El periodismo peruano atraviesa por una etapa con visos decadentes. La crisis arrancó en los setenta tras la confiscación de los medios de prensa por la dictadura velasquista. Cuando Fernando Belaunde Terry devuelve a sus propietarios los periódicos, radios y televisoras, el daño ya estaba hecho. El público se había hastiado de ellos. Porque a lo largo de esos seis años de monopolio estatal, lo único que percibió el país fue un periodismo genuflexo, monocorde, insufriblemente oficialista. Y cambiar tendencias quizá sea la tarea más compleja en cualquier sociedad. Peor en una mutante como la peruana. Por ello, si bien los medios fueron devueltos a sus dueños la prensa se hallaba en cuidados intensivos. Los tirajes de los principales diarios y revistas –EXPRESO, El Comercio y La Prensa– cayeron a la tercera parte. Por esa razón cerró uno de los grandes periódicos nacionales, La Prensa. No resistió el cáncer contraído por culpa de la tiranía velasquista. Y los demás diarios debieron aplicar una reingeniería extrema para remontar su estado cataléptico. Hoy son dos o tres empresas periodísticas –entre las que está EXPRESO– las únicas financieramente estables. No obstante los tirajes diarios siguen menoscabados. Incluso los del diario más antiguo.

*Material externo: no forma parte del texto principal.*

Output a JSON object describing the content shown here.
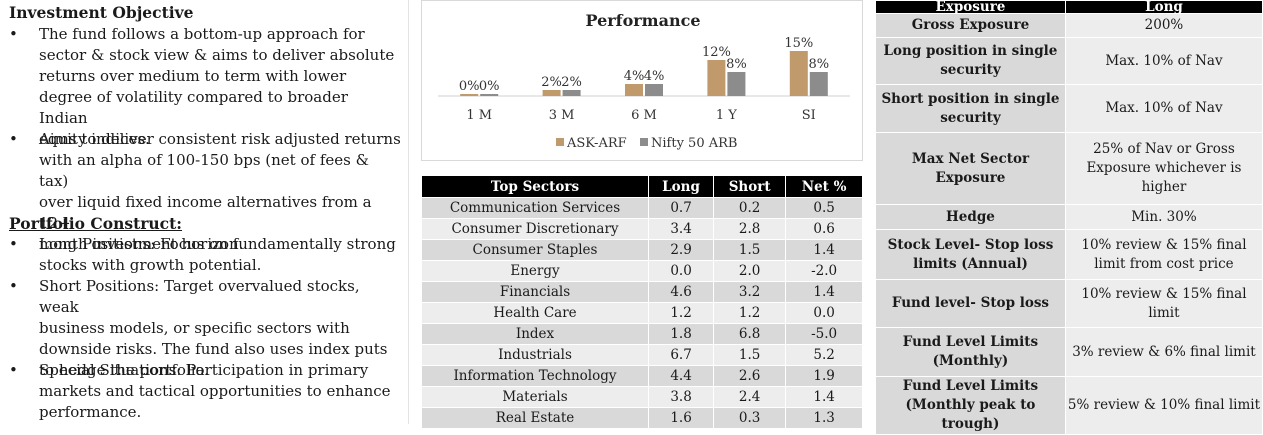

La situación límite llevó a los medios a adoptar un sesgo ajeno al periodismo tradicionalmente sobrio y sólido que tuvo el Perú hasta el zarpazo cleptómano de Velasco. Y así empezó la prensa escandalera, la amarilla, chismosa, prepotente; la prensa light, chicha, venal, intrigante, envidiosa y vengativa; la prensa sometida al poder político y económico, etc. Por esa razón se multiplicaron periódicos a un ritmo quizá único en el planeta. De ocho o diez que existían en la década del setenta, Lima llegó a soportar a cerca de 40 diarios. El remedio fue peor que la enfermedad. El neoperiodismo post confiscación ayudó más a crear círculos de poder –la principal beneficiada fue la comunidad caviar que monopolizó el concepto de lo políticamente correcto– y a consolidar la fortaleza de un solo grupo mediático. Al estigma de la falta de credibilidad –producto del periodismo estatizado por la revolución de Velasco– se sumaron plagas terribles como la hiperinflación de fines de los ochenta, el cuarto de siglo de terrorismo, y la corrupción del gobierno de Alberto Fujimori. Y es la suma de todo ello lo que ha impedido a la industria mediática nacional salir de cuidados intensivos.
El estado depresivo de la mayoría de diarios, revistas, radios y televisoras sigue empujando al precipicio al periodismo peruano. Y la opinión pública lo sabe, lo sufre y se resiente. Una prensa inservible, insidiosa que incita al caos y destruye valores morales. Una prensa que empuja a la confrontación, al odio, etc. Una prensa que solo dedica espacio a maquinar pleitos; a tratar lo secundario y esconder lo fundamental; a chismear y a denigrar; a escandalizar al país con “primicias” de “unidades de investigación”, auténticas maquinarias extorsionadoras. En suma, una prensa que sin la menor duda es culpable del estado decrépito y convulsionado de nuestra nación.